乌以沉也射了好几回,他撑在浴缸上,俯视着瘫倒在浴缸里的爱人,计江淮的胸膛上攀爬着好几道精痕,他的脸因为过度换气而变得通红,眼圈红肿,眼神迷茫。手指都蜷缩着,只有双腿高高抬起搭在浴缸两侧,双腿之间的风景一览无遗。
乌以沉摸摸他的脸,然后抓住他的肩膀将他一把捞起,计江淮靠在浴缸上把双腿收回来,突然一阵酸麻袭来,看来刚刚长时间的张开拉扯到大腿的肌肉了。
淋浴变成了泡澡,乌以沉也没力气再站起来洗了,他用花洒冲洗着计江淮的身体,计江淮歪着脑袋依靠在浴缸边上,眼皮低垂着,似乎是很困了。
看来今晚会好睡一些了。

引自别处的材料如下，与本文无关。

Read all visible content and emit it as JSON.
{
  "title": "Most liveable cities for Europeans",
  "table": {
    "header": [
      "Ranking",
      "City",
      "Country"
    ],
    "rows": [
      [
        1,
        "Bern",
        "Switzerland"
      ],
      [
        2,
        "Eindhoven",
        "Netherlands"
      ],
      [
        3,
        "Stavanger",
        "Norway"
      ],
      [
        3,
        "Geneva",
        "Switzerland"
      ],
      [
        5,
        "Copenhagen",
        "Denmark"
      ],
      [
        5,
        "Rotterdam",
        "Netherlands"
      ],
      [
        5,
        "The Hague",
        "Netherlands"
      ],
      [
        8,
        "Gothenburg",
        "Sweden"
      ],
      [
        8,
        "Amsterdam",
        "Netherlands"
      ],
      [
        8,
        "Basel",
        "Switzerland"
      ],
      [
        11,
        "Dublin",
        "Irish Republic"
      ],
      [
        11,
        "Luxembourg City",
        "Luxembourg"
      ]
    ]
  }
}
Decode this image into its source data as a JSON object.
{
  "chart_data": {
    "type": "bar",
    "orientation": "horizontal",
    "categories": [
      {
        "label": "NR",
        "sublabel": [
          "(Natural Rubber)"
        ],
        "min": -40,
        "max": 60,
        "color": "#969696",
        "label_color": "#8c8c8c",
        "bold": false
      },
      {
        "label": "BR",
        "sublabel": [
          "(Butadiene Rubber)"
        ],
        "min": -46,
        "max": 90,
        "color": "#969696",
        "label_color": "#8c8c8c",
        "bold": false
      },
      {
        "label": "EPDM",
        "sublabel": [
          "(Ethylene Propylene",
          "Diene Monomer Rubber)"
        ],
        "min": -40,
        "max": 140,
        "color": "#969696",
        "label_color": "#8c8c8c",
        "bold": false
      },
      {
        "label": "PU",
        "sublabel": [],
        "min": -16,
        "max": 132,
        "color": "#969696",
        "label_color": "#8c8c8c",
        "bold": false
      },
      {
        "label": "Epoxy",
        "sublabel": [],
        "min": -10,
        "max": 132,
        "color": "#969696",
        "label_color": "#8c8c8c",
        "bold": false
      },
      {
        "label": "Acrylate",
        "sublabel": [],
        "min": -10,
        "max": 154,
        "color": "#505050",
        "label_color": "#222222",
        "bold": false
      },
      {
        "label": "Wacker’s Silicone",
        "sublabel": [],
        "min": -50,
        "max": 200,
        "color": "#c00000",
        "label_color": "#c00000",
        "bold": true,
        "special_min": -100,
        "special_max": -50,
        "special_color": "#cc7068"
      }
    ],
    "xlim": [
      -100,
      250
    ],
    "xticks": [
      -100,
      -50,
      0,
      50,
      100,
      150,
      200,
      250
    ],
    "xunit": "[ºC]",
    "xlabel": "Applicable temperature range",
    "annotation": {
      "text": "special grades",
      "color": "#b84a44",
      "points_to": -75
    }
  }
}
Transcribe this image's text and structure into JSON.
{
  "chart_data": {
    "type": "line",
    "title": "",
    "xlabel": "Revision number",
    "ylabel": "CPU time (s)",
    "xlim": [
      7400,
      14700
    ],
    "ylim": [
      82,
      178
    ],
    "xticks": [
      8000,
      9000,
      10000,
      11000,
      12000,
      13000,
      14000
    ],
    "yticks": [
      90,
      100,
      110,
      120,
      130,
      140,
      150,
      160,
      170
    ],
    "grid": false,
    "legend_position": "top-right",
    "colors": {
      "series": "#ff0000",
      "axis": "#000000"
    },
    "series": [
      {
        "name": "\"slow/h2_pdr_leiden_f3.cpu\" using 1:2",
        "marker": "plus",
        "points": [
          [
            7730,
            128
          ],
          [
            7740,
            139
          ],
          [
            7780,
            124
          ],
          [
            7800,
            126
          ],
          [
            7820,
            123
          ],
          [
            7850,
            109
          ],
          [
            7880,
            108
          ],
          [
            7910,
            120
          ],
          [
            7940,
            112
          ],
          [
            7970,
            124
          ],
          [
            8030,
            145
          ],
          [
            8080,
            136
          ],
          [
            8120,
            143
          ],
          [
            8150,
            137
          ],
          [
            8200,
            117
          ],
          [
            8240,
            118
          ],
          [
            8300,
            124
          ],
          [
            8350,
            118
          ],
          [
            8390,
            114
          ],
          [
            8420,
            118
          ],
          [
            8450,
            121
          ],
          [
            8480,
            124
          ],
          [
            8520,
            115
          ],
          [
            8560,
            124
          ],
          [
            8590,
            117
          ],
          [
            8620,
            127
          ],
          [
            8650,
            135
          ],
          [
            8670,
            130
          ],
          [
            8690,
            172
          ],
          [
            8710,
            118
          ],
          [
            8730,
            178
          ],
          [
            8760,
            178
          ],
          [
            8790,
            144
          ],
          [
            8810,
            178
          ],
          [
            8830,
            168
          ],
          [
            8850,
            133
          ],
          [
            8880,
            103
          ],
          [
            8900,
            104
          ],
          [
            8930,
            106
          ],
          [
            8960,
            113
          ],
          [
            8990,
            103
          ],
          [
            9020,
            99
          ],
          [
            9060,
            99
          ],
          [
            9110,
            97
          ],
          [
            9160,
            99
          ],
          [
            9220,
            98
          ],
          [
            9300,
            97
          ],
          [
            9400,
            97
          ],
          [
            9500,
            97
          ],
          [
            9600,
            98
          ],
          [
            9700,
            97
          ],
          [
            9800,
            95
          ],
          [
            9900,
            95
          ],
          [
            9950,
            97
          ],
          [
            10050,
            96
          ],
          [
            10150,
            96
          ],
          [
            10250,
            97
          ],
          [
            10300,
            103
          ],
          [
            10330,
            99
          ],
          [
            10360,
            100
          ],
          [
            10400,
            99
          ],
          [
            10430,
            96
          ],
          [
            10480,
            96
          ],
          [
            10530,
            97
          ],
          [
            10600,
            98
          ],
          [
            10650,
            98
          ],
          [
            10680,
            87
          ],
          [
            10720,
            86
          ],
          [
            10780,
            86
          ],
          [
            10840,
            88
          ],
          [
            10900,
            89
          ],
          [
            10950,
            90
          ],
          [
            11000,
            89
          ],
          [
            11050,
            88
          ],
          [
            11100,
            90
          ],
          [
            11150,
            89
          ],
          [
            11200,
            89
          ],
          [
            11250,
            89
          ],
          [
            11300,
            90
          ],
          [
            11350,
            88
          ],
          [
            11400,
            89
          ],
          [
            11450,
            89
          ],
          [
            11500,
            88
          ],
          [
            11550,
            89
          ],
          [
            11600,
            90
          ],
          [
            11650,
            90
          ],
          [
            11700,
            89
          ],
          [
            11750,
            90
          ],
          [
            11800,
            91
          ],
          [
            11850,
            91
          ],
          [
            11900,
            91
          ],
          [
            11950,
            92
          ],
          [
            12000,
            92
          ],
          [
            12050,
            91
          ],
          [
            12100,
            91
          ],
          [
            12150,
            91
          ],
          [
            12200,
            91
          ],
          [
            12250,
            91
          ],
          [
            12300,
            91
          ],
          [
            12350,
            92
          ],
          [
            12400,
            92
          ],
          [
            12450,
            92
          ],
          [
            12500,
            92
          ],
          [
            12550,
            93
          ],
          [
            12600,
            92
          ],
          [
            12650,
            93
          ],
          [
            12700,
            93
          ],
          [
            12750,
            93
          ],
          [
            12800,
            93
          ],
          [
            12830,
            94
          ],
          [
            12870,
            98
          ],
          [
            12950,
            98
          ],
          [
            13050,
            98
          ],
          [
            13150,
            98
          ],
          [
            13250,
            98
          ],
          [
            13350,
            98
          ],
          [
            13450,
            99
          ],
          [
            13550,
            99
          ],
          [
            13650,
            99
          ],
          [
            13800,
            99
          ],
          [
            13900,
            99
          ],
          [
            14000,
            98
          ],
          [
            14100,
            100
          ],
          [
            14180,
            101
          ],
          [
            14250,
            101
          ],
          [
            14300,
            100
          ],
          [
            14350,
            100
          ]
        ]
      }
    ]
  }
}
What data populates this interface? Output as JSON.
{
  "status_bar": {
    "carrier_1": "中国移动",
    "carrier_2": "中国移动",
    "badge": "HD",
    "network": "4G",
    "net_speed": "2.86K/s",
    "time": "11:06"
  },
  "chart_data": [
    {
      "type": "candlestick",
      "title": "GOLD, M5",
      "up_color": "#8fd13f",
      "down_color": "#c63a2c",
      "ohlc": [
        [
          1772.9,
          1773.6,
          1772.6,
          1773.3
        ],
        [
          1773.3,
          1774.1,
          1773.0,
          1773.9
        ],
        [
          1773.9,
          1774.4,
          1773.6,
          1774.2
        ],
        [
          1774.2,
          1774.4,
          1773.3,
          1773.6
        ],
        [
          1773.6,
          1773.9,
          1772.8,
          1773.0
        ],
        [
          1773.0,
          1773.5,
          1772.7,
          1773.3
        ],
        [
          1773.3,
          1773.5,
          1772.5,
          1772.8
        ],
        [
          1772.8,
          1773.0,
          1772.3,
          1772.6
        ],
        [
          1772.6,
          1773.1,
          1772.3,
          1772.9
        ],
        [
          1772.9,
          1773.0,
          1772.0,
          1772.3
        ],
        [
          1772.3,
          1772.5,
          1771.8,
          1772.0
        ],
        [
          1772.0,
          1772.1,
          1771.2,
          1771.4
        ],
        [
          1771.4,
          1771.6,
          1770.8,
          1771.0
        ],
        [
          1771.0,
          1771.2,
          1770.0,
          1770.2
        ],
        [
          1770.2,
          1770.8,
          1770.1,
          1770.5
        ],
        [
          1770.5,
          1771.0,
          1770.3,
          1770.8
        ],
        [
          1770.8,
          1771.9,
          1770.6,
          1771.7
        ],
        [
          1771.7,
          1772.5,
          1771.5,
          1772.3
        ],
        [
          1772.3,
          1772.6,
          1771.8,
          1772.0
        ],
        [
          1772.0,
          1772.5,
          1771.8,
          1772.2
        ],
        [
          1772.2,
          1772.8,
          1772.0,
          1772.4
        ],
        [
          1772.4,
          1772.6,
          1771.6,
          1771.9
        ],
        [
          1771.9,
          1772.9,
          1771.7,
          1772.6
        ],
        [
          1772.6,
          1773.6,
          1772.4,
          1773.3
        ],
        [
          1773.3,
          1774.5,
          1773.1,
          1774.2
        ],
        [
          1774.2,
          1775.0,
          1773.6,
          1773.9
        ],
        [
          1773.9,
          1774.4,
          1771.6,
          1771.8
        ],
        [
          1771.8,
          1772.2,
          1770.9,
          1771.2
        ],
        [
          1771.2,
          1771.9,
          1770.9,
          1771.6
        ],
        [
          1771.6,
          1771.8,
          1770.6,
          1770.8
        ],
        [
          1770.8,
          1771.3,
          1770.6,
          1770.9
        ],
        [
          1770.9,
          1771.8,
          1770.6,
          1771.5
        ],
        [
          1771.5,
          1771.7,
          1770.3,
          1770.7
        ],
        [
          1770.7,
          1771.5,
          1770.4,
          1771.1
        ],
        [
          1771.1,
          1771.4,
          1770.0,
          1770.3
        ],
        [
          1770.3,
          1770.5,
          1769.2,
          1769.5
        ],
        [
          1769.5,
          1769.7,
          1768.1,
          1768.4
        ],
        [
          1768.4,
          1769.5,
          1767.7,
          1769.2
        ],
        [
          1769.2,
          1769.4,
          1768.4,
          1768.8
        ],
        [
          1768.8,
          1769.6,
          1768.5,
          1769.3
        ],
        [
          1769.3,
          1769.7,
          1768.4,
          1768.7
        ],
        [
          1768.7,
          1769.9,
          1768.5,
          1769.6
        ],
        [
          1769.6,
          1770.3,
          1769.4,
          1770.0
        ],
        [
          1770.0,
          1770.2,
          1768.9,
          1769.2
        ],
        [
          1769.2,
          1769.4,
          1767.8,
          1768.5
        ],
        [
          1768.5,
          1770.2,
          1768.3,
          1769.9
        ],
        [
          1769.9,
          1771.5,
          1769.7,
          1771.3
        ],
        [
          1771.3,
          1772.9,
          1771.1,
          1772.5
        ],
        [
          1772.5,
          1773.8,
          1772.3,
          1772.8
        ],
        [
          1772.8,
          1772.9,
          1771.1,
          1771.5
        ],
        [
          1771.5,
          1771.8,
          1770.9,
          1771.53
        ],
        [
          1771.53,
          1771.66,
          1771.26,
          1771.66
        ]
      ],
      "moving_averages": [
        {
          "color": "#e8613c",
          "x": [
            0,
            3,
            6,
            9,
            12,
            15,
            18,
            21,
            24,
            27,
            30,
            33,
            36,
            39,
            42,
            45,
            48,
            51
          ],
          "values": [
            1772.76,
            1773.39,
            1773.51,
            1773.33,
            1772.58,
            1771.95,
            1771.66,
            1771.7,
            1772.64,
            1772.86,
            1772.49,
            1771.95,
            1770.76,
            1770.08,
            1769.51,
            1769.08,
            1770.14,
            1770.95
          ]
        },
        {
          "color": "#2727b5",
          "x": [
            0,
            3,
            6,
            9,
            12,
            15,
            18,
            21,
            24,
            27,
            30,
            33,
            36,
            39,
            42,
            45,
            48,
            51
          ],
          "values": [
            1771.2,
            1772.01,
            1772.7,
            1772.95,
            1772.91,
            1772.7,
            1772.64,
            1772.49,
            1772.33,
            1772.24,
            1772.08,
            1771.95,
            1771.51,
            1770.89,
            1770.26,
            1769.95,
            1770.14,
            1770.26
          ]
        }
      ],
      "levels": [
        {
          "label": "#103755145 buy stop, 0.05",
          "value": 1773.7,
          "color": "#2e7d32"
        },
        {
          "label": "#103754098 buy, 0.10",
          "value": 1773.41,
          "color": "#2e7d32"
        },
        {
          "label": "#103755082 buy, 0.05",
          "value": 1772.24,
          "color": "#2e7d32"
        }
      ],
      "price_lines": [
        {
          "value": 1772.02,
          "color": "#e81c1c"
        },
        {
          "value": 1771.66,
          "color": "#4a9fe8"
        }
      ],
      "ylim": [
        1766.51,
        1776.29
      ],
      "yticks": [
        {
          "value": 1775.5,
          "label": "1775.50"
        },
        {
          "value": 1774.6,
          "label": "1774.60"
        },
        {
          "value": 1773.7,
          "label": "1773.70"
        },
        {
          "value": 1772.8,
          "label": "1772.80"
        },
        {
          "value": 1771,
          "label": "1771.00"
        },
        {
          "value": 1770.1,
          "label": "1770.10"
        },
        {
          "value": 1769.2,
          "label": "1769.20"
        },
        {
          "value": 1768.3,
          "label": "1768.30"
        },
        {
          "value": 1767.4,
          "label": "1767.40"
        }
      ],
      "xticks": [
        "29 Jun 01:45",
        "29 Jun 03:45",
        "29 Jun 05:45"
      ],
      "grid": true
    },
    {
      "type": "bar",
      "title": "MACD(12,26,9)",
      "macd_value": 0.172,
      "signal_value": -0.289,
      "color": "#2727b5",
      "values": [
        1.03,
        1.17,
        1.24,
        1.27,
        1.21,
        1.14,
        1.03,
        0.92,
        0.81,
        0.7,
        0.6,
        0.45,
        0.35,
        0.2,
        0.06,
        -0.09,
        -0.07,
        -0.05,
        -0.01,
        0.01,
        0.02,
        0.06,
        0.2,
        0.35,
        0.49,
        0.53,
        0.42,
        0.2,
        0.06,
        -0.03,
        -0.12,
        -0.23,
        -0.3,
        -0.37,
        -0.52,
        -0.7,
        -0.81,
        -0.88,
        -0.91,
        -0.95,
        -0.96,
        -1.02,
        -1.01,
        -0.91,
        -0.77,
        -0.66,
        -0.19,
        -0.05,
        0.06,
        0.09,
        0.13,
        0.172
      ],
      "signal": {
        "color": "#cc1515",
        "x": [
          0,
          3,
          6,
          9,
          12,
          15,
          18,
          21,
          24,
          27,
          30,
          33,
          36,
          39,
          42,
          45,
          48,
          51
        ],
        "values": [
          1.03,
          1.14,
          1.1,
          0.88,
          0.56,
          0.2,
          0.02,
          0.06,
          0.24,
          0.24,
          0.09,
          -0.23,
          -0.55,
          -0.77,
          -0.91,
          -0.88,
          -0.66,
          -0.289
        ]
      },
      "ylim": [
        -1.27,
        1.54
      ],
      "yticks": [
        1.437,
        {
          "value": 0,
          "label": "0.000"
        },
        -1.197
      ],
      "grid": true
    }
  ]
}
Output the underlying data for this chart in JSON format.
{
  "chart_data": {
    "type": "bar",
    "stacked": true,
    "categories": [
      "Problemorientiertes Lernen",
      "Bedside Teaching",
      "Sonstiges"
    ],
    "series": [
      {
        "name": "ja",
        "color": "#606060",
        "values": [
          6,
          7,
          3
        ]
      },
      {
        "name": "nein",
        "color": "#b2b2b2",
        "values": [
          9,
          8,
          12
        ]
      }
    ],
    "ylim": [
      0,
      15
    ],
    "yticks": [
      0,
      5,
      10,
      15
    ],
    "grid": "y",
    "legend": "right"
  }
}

计江淮扑进柔软的床里,他把所有玩偶都搬到了床上,床面上能睡人的面积大大缩减,乌以沉的位置也被挤到了床角,乌以沉不满地锤着一只落单的玩偶,说:“就是你抢走我老婆啊?把我老婆还回来!”
计江淮被逗笑了,他爬过去抱住乌以沉的手臂,说:“今晚就这么睡吧,你抱着我睡,我抱着娃娃睡。”
乌以沉说:“那要是我们养了狗,你是不是也要抱着狗睡啊?”
计江淮高兴道:“那当然!多热闹啊!”
乌以沉亲了一下计江淮的脸,然后去关灯睡觉了。